You can also use the wildcard operator ... to match zero or more arguments, so changing the pattern to func add(...) int we can now match both variations in the snippet below:

func add(a int, b int) int {
  return a + b
}

func add(a, b int) int {
  return a + b
}

When looking for naked returns we only want to match functions that have one or more return variables too. This can be achieved using variables - the pattern func add(...) $RET will still match both examples above, but won't match a function with no return value like so:

func add(a int, b int) {
  return fmt.Println(a + b)
}

Using these three features, we can construct our rule to match any function containing a naked return as follows:

func $FUNC(...) $RET {
  ...
  return
  ...
}

There is loads more you can do with the pattern syntax, a full description can be found in the semgrep online documentation.

A Semgrep rule for naked returns

We've now defined a pattern than will match functions with naked returns so let's turn it into something we can use to detect naked returns in our own Go code!

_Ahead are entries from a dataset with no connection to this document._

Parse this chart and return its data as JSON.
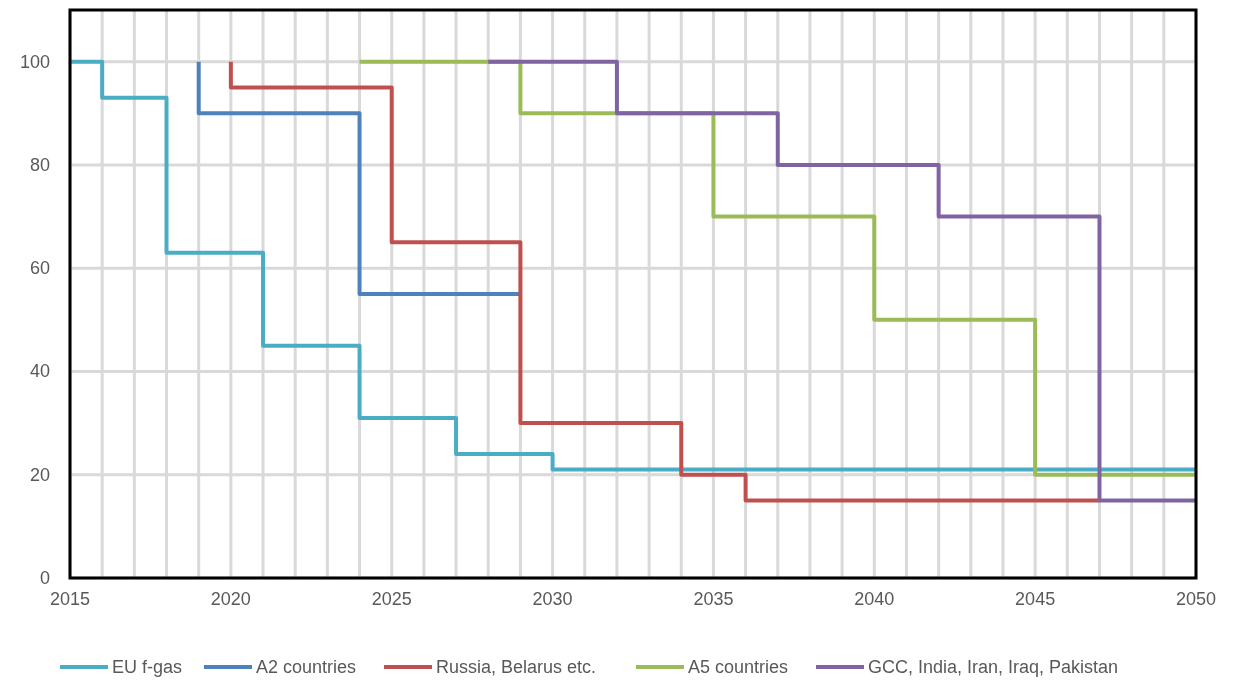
{
  "chart_data": {
    "type": "step",
    "xlim": [
      2015,
      2050
    ],
    "ylim": [
      0,
      110
    ],
    "xticks": [
      2015,
      {
        "value": 2016,
        "label": null
      },
      {
        "value": 2017,
        "label": null
      },
      {
        "value": 2018,
        "label": null
      },
      {
        "value": 2019,
        "label": null
      },
      2020,
      {
        "value": 2021,
        "label": null
      },
      {
        "value": 2022,
        "label": null
      },
      {
        "value": 2023,
        "label": null
      },
      {
        "value": 2024,
        "label": null
      },
      2025,
      {
        "value": 2026,
        "label": null
      },
      {
        "value": 2027,
        "label": null
      },
      {
        "value": 2028,
        "label": null
      },
      {
        "value": 2029,
        "label": null
      },
      2030,
      {
        "value": 2031,
        "label": null
      },
      {
        "value": 2032,
        "label": null
      },
      {
        "value": 2033,
        "label": null
      },
      {
        "value": 2034,
        "label": null
      },
      2035,
      {
        "value": 2036,
        "label": null
      },
      {
        "value": 2037,
        "label": null
      },
      {
        "value": 2038,
        "label": null
      },
      {
        "value": 2039,
        "label": null
      },
      2040,
      {
        "value": 2041,
        "label": null
      },
      {
        "value": 2042,
        "label": null
      },
      {
        "value": 2043,
        "label": null
      },
      {
        "value": 2044,
        "label": null
      },
      2045,
      {
        "value": 2046,
        "label": null
      },
      {
        "value": 2047,
        "label": null
      },
      {
        "value": 2048,
        "label": null
      },
      {
        "value": 2049,
        "label": null
      },
      2050
    ],
    "yticks": [
      0,
      20,
      40,
      60,
      80,
      100
    ],
    "grid": true,
    "legend": "bottom",
    "line_style": "solid",
    "series": [
      {
        "name": "EU f-gas",
        "color": "#4bacc6",
        "x": [
          2015,
          2016,
          2018,
          2021,
          2024,
          2027,
          2030,
          2050
        ],
        "values": [
          100,
          93,
          63,
          45,
          31,
          24,
          21,
          21
        ]
      },
      {
        "name": "A2 countries",
        "color": "#4f81bd",
        "x": [
          2019,
          2019,
          2024,
          2029
        ],
        "values": [
          100,
          90,
          55,
          55
        ]
      },
      {
        "name": "Russia, Belarus etc.",
        "color": "#c0504d",
        "x": [
          2020,
          2020,
          2025,
          2029,
          2034,
          2036,
          2047
        ],
        "values": [
          100,
          95,
          65,
          30,
          20,
          15,
          15
        ]
      },
      {
        "name": "A5 countries",
        "color": "#9bbb59",
        "x": [
          2024,
          2029,
          2035,
          2040,
          2045,
          2050
        ],
        "values": [
          100,
          90,
          70,
          50,
          20,
          20
        ]
      },
      {
        "name": "GCC, India, Iran, Iraq, Pakistan",
        "color": "#8064a2",
        "x": [
          2028,
          2032,
          2037,
          2042,
          2047,
          2050
        ],
        "values": [
          100,
          90,
          80,
          70,
          15,
          15
        ]
      }
    ]
  }
}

Rules for semgrep are defined in simple yaml files. We can define our new rule, called naked-return, in the file shown below.

naked-return.yaml

rules:
- id: naked-return
  languages: [ go ]
  pattern: |
    func $FUNC(...) $RET {
      ...
      return
      ...
    }
  message: |
    Naked return should be avoided for readability
  severity: WARNING

semgrep provides the handy --test option to allow us to easily test rules during their development. We can write some test cases to define what we do and what we do not want to match. A test case is simply Go code with either //ruleid:{rule-name} or //ok:{rule-name} comment directives next to lines we expect the rule to flag or not flag respectively.

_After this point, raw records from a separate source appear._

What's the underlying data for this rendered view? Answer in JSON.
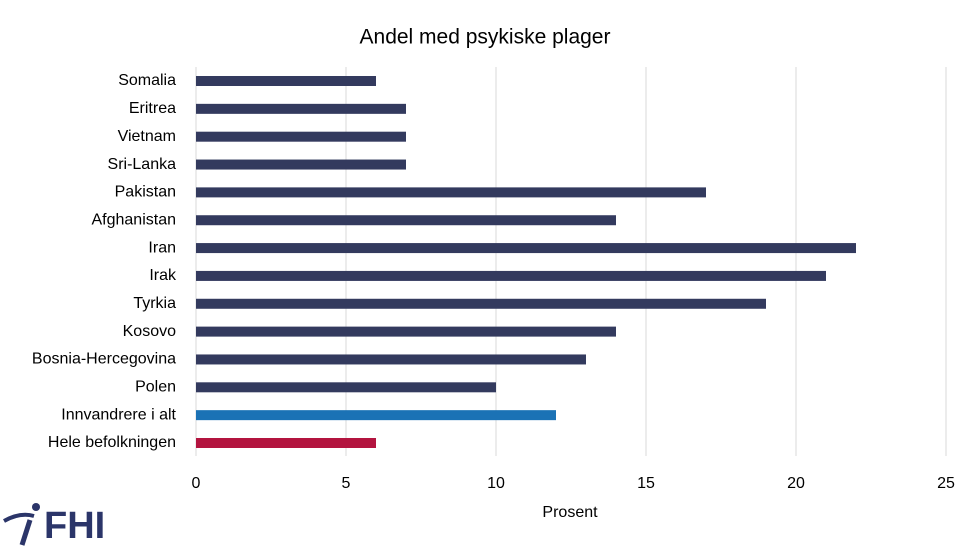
{
  "chart_data": {
    "type": "bar",
    "orientation": "horizontal",
    "title": "Andel med psykiske plager",
    "x_label": "Prosent",
    "categories": [
      "Somalia",
      "Eritrea",
      "Vietnam",
      "Sri-Lanka",
      "Pakistan",
      "Afghanistan",
      "Iran",
      "Irak",
      "Tyrkia",
      "Kosovo",
      "Bosnia-Hercegovina",
      "Polen",
      "Innvandrere i alt",
      "Hele befolkningen"
    ],
    "values": [
      6,
      7,
      7,
      7,
      17,
      14,
      22,
      21,
      19,
      14,
      13,
      10,
      12,
      6
    ],
    "colors": [
      "#333a5e",
      "#333a5e",
      "#333a5e",
      "#333a5e",
      "#333a5e",
      "#333a5e",
      "#333a5e",
      "#333a5e",
      "#333a5e",
      "#333a5e",
      "#333a5e",
      "#333a5e",
      "#1b72b5",
      "#b3143f"
    ],
    "xlim": [
      0,
      25
    ],
    "xticks": [
      0,
      5,
      10,
      15,
      20,
      25
    ],
    "grid": true
  },
  "logo": "FHI"
}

Our test cases look like so:

naked-return.go

package test

//ruleid: naked-return
func foo() (err error) {
    return
}

//ruleid: naked-return
func bar(s int) (err error) {
    return
}

//ok: naked-return
func baz(s int) (err error) {
    return err
}

//ruleid: naked-return
func biz(s int) (err error) {
    if s == 20 {
        return
    }

    return err
}

//ok: naked-return
func boz() {
    return
}

//ruleid: naked-return
func far() (thing string, err error) {
    return
}

type t struct{}

//ruleid: naked-return
func (t) faz() (err error) {

To test this we can run semgrep --test.

╰─ semgrep --test
1 yaml files tested
check id scoring:
================================================================================
(TODO: 0) naked-return.yaml
	✔ naked-return                                         TP: 5 TN: 2 FP: 0 FN: 0
================================================================================
final confusion matrix: TP: 5 TN: 2 FP: 0 FN: 0
================================================================================

It's all well and good running over a few tests but how about if we run it on a real codebase? Let's have a go with github.com/google/go-cmp:

╰─ semgrep --config /path/to/naked-return.yaml
using config from /path/to/naked-return.yaml. 
Visit https://semgrep.dev/registry to see all public rules.
running 1 rules...
cmp/internal/diff/debug_enable.go
severity:warning rule:naked-return: Naked return should be avoided for readability

71:func (dbg *debugger) Begin(nx, ny int, f EqualFunc, p1, p2 *EditScript) EqualFunc {
72:	dbg.Lock()
73:	dbg.fwdPath, dbg.revPath = p1, p2
74:	top := "┌─" + strings.Repeat("──", nx) + "┐\n"
75:	row := "│ " + strings.Repeat("· ", nx) + "│\n"
76:	btm := "└─" + strings.Repeat("──", nx) + "┘\n"
77:	dbg.grid = []byte(top + strings.Repeat(row, ny) + btm)
78:	dbg.lines = strings.Count(dbg.String(), "\n")
79:	fmt.Print(dbg)
80:
81:	// Wrap the EqualFunc so that we can intercept each result.
82:	return func(ix, iy int) (r Result) {
83:		cell := dbg.grid[len(top)+iy*len(row):][len("│ ")+len("· ")*ix:][:len("·")]
84:		for i := range cell {
85:			cell[i] = 0 // Zero out the multiple bytes of UTF-8 middle-dot
86:		}
87:		switch r = f(ix, iy); {
88:		case r.Equal():
89:			cell[0] = '\\'
90:		case r.Similar():
91:			cell[0] = 'X'
92:		default:
93:			cell[0] = '#'
94:		}
95:		return
96:	}
97:}

cmp/internal/diff/diff.go
severity:warning rule:naked-return: Naked return should be avoided for readability

55:func (es EditScript) stats() (s struct{ NI, NX, NY, NM int }) {
56:	for _, e := range es {
57:		switch e {
58:		case Identity:
59:			s.NI++
60:		case UniqueX:
61:			s.NX++
62:		case UniqueY:
63:			s.NY++
64:		case Modified:
65:			s.NM++
66:		default:
67:			panic("invalid edit-type")
68:		}
69:	}
70:	return
71:}
ran 1 rules on 42 files: 2 findings

I would say that's a success - we found two true positives 💥